In our examination, we have assumed the legal capacity of all natural persons, the genuineness of all signatures, the authenticity of all documents submitted to us as originals, the conformity to original documents of all documents submitted to us as facsimile, electronic, certified, conformed or photostatic copies and the authenticity of the originals of such copies. As to any facts material to the opinions expressed herein that we did not independently establish or verify, we have relied upon statements and representations of officers and other representatives of the Acquiring Trust and others.

This opinion is based exclusively on the provisions of the Delaware Statutory Trust Act governing the issuance of the Shares and the reported case law thereunder, and does not extend to the securities or “blue sky” laws of the State of Delaware or other states.

We have assumed the following for purposes of this opinion:

1.    The Shares of each Acquiring Fund will be issued in accordance with the Acquiring Trust’s Agreement and Declaration of Trust, By-laws and resolutions of the Acquiring Trust’s Board of Trustees relating to the creation, authorization and issuance of the Shares.
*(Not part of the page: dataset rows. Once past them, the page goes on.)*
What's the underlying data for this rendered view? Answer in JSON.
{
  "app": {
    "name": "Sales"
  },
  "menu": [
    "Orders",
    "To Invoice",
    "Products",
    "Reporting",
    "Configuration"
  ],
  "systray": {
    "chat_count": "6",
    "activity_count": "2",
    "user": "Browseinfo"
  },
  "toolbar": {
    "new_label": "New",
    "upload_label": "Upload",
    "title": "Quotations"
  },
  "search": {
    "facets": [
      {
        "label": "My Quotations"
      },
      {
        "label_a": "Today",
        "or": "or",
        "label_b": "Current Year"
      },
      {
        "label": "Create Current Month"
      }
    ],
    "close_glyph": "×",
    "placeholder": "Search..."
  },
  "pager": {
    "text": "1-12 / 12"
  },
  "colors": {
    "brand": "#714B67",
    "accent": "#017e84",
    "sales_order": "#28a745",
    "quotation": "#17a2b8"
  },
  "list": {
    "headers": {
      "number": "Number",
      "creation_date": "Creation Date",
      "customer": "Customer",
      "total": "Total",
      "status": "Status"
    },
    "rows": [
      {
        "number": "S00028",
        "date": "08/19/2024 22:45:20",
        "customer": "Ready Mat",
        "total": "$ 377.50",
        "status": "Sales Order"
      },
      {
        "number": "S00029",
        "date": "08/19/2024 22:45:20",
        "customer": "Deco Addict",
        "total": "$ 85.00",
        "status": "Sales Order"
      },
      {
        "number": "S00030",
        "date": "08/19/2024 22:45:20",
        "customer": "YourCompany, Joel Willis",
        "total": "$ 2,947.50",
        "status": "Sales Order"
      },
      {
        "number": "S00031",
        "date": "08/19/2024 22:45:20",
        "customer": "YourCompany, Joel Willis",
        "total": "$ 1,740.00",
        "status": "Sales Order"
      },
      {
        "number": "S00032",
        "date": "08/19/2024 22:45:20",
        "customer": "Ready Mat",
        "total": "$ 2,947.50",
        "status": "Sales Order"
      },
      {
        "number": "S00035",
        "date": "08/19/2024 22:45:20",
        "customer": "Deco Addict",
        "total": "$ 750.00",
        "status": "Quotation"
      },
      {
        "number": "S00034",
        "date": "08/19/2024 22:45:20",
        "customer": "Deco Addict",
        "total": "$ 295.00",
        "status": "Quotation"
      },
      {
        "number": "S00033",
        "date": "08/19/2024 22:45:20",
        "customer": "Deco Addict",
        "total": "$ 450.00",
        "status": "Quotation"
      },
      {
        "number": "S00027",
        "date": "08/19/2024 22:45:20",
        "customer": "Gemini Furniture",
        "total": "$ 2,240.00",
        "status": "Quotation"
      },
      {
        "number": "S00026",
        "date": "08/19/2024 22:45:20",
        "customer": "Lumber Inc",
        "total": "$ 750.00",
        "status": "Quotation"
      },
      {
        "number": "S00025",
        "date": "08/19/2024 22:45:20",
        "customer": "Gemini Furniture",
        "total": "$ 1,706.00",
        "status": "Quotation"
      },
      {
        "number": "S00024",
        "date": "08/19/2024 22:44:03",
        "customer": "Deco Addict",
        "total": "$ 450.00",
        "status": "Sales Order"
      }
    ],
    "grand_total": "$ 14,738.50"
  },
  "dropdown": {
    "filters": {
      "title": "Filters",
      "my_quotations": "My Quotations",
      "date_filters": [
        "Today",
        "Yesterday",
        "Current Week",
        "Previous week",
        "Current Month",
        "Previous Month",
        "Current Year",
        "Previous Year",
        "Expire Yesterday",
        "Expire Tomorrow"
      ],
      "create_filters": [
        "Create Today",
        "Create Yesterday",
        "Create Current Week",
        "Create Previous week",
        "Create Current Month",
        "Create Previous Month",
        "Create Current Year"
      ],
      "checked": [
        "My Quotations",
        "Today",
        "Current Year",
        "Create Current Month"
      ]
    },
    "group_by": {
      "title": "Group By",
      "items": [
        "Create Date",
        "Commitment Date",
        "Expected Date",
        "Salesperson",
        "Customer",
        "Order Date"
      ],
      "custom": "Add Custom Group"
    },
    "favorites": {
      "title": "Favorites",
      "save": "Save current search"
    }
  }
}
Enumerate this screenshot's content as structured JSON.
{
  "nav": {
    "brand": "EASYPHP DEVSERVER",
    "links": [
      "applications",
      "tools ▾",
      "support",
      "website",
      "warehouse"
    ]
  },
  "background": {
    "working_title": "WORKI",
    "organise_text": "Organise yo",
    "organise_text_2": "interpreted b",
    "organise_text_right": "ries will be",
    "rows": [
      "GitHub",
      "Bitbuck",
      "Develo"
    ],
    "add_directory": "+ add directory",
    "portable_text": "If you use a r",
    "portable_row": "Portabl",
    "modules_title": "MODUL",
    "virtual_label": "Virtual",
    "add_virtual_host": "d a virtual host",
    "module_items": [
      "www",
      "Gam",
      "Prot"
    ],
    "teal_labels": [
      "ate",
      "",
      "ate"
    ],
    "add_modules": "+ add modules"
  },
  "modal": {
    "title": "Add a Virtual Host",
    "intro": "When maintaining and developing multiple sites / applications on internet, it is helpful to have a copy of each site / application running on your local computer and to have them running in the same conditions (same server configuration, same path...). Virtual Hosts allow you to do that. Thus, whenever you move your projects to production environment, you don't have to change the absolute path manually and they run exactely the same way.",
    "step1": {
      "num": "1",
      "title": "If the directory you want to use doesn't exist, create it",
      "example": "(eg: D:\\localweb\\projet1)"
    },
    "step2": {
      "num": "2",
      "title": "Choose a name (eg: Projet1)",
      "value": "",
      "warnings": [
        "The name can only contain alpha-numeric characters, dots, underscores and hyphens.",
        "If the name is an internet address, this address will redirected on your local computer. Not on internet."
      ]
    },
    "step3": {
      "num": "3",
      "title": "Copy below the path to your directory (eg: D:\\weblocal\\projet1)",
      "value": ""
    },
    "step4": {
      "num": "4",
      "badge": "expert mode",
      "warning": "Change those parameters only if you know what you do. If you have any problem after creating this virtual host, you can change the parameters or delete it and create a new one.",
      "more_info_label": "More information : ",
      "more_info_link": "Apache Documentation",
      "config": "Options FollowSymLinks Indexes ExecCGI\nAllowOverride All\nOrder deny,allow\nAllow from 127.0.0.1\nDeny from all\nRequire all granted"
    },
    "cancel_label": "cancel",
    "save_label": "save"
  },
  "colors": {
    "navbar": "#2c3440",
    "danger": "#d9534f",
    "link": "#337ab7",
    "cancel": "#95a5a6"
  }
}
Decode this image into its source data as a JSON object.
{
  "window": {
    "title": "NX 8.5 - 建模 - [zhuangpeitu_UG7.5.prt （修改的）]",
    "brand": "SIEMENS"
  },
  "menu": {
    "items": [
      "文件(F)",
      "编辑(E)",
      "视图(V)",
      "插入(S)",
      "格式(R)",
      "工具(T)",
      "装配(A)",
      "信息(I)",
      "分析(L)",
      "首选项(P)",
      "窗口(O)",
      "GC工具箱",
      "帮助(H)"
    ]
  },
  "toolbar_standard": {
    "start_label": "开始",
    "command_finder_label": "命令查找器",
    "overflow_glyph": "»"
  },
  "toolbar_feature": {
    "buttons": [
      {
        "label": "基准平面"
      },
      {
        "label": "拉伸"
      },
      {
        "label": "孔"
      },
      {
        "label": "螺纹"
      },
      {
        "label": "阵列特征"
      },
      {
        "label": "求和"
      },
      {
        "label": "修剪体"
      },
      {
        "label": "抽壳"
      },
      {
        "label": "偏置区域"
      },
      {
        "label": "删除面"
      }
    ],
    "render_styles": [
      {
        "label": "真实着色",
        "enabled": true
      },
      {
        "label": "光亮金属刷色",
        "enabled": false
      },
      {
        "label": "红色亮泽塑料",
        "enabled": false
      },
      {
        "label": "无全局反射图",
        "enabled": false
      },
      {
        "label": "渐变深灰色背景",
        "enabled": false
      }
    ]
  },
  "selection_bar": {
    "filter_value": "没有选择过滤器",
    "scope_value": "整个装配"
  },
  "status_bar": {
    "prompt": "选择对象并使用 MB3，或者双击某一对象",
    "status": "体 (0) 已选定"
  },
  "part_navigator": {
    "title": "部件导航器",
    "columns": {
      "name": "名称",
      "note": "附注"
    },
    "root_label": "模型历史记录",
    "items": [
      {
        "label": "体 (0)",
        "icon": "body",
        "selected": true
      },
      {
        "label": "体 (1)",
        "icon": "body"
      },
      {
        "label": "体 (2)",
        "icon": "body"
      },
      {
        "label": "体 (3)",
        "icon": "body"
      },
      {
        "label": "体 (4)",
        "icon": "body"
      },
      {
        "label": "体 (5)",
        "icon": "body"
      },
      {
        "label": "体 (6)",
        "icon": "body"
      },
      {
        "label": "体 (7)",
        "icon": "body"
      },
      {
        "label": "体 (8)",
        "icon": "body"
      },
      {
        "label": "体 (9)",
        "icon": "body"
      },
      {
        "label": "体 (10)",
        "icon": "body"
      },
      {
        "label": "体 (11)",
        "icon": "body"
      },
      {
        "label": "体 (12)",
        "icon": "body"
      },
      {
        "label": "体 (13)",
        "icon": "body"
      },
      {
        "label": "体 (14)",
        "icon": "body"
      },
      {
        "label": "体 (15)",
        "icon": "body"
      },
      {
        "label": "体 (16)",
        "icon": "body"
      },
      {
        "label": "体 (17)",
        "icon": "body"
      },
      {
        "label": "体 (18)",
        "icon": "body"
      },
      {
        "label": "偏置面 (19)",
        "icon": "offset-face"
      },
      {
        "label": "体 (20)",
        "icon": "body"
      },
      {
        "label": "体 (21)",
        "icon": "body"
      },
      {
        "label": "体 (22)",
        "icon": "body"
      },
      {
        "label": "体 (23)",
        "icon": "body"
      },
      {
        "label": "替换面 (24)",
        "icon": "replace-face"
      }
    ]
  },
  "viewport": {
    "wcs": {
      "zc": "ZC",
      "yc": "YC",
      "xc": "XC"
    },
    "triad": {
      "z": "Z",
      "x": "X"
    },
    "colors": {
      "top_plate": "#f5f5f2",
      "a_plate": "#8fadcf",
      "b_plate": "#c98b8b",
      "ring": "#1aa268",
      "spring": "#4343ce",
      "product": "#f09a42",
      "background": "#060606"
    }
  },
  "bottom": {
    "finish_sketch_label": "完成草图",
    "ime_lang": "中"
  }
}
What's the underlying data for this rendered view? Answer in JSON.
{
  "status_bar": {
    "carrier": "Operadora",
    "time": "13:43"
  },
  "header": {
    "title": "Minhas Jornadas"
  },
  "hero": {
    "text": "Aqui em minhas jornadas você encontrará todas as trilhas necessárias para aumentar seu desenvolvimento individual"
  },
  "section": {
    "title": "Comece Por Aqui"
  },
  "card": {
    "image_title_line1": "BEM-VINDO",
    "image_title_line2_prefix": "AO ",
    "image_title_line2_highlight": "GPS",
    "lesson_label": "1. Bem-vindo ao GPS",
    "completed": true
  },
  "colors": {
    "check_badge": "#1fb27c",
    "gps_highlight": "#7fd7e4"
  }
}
2.    The Shares will be issued against payment therefor as described in the Registration Statement and the Plan, and that such payment will have been at least equal to the net asset value of such Shares.





On the basis of the foregoing, it is our opinion that, when issued and paid for upon the terms provided in the Registration Statement and the Plan, subject to compliance with the Securities Act, the Investment Company Act of 1940, as amended, and applicable state laws regulating the offer and sale of securities, the Shares to be issued will be legally issued, fully paid, and non-assessable.

We hereby consent to the filing of this opinion with the Commission as an exhibit to the Registration Statement and to the use of our firm’s name in the Registration Statement.